Controlling Images and Disconnections
Lynn M. Levo, CSJ, Ph.D.
Vol. VI No. 3 May/June, 2002

We all live with controlling images constructed and often imposed by the dominant culture in which we live. Patricia Collins defines controlling images as inner constructions, ways of seeing things, that define for each person/group what is acceptable and what is not, what people can and cannot do. Controlling images are often constricting and limiting. Because a person may pay harsh penalties for violating these expectations,  it is not uncommon that fear frequently accompanies and/or may thwart any change to these images. At the same time, however, growth requires the ability to recognize and change those images that would hold us captive and prevent us from living authentic, joy-filled lives.
Self-image is an example of a controlling image. Much has been written about how self-esteem impacts one's choice to use/not use one's gifts or how someone relates with others. Self-images are powerful and continue to operate even in the face of feedback to the contrary. In order for a person to change, a change in self-image is needed.
Although there are many possible images that act as controlling agents in people's lives, images of mature personhood seem particularly relevant to examine at this time of turmoil and transition, especially as a means of shedding some light on the current crisis of institutions, including the Church. The traditional image of a mature person has failed us and has led us to a crisis of relating both in the Church and in other institutions as well. It is not surprising then that in both contemporary psychology and spirituality, defining authentic selfhood and maturity is a current and urgent focal issue.

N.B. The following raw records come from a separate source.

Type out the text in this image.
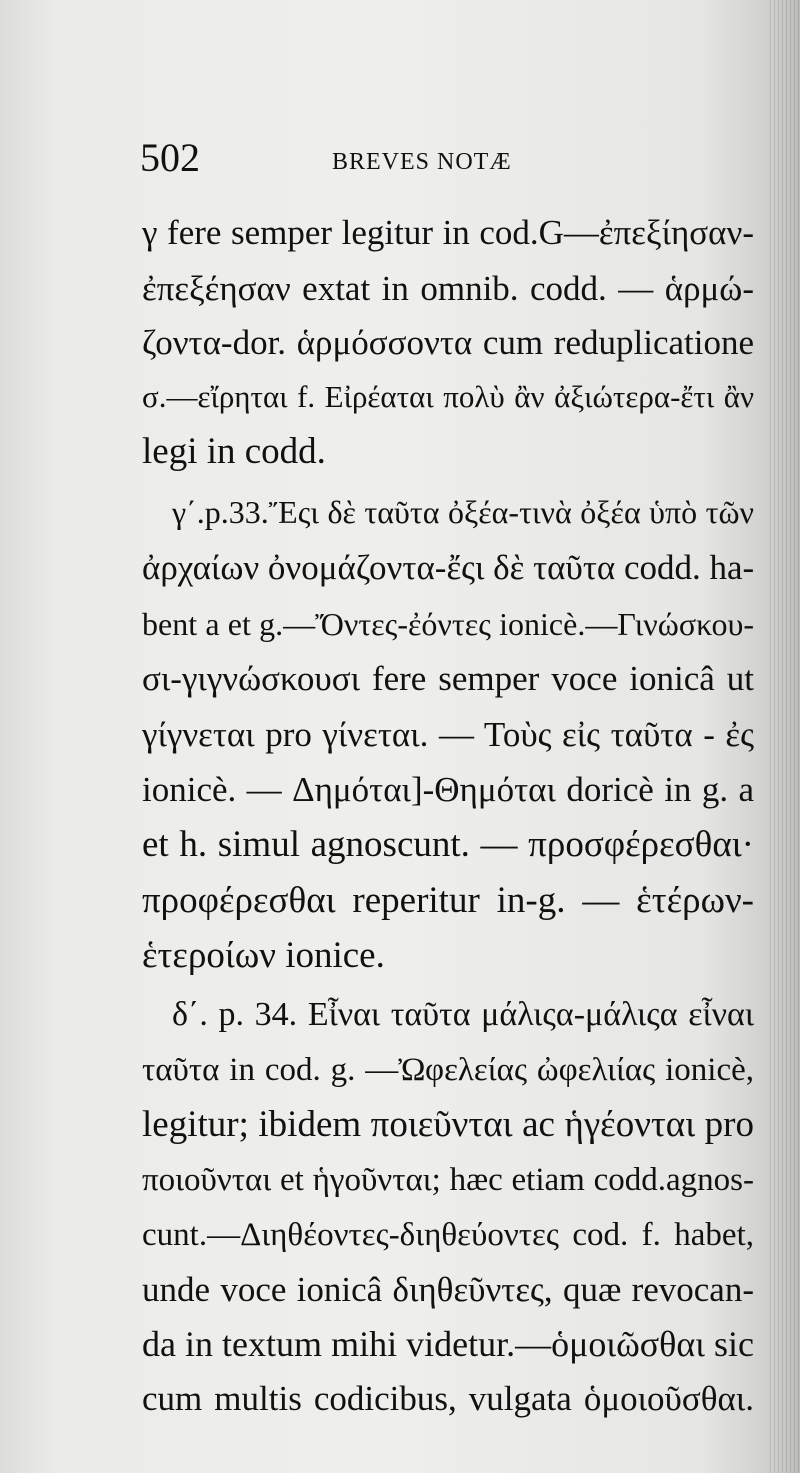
502	BREVES NOTÆ
γ fere semper legitur in cod.G—ἐπεξίησαν-
ἐπεξέησαν extat in omnib. codd. — ἁρμώ-
ζοντα-dor. ἁρμόσσοντα cum reduplicatione
σ.—εἴρηται f. Εἰρέαται πολὺ ἂν ἀξιώτερα-ἔτι ἂν
legi in codd.
γ΄.p.33.Ἔςι δὲ ταῦτα ὀξέα-τινὰ ὀξέα ὑπὸ τῶν
ἀρχαίων ὀνομάζοντα-ἔςι δὲ ταῦτα codd. ha-
bent a et g.—Ὄντες-ἐόντες ionicè.—Γινώσκου-
σι-γιγνώσκουσι fere semper voce ionicâ ut
γίγνεται pro γίνεται. — Τοὺς εἰς ταῦτα - ἐς
ionicè. — Δημόται]-Θημόται doricè in g. a
et h. simul agnoscunt. — προσφέρεσθαι·
προφέρεσθαι reperitur in-g. — ἑτέρων-
ἑτεροίων ionice.
δ΄. p. 34. Εἶναι ταῦτα μάλιςα-μάλιςα εἶναι
ταῦτα in cod. g. —Ὠφελείας ὠφελιίας ionicè,
legitur; ibidem ποιεῦνται ac ἡγέονται pro
ποιοῦνται et ἡγοῦνται; hæc etiam codd.agnos-
cunt.—Διηθέοντες-διηθεύοντες cod. f. habet,
unde voce ionicâ διηθεῦντες, quæ revocan-
da in textum mihi videtur.—ὁμοιῶσθαι sic
cum multis codicibus, vulgata ὁμοιοῦσθαι.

MATURITY: OLD AND NEW IMAGES
The traditional image of a mature person, still prevalent in Western culture, describes as ideal an autonomous individual, with rights and entitlements, who attains personal gratification and increasing self-sufficiency as s/he matures. Other persons are seen as part of "my need system;" i.e., either they help satisfy my wants and needs or they compete or block my personal satisfaction. Self-sufficiency and separation are valued highly, with isolation often as an outcome. Feelings are most often devalued because they are seen as uncontrollable and untrustworthy. Safety or self protection, personal and/or institutional, is highly valued and demands solid boundaries. Self-disclosure is carefully monitored as is openness and emotional responsiveness.
The current crisis in institutional life in the U.S. and in our Church illustrates one of the likely  consequences of this objectifying mode of personal maturity: disconnection; i.e.,  other persons are often not heard, understood or respected. Consequently, individuals and groups are asking for change, urging a more relational way of being human, of being Church. Authentic personal maturity would then be characterized by individuals participating in increasingly empowering relationships in which movement, dialogue, connection and emotional growth, empathy and mutuality are evident. This relational view, best described by researchers at the Stone Center in Boston, fosters knowing and being known, affecting and being affected, with creative action resulting from connection. Individuals are consistently cognizant of how others are impacted by any actions taken. Feelings are valued as a way of knowing and as a basis of action and communication. Solitude, not isolation, is seen as essential for growth in connection.

ABOUT  DISCONNECTION AND CONNECTION
Disconnections are inevitable in relationships and, if addressed, can lead to better connection and growth. If unattended, however, disconnection can become chronic leaving people feeling isolated and devoid of mutuality and life-giving relationships which then results in depression, anxiety, substance abuse, or aggression and other forms of abuse or maladaptive connections. We have seen that persons who abuse and those who have been abused can live lives of painful disconnection, unless these disconnections are transformed. In addition, disconnections can also be difficult to negotiate, especially if there is an imbalance of power and if those in more powerful positions respond with hostility, avoidance or invalidation.
Healthy connections and healing take place in growth-fostering relationships characterized by mutuality, empathy, respect, and honest engagement. What better time than now to examine
controlling images and disconnections in our individual and institutional lives? If not us, then who?


Lynn M. Levo, CSJ, Ph.D. is currently Director of Education at Saint Luke Institute.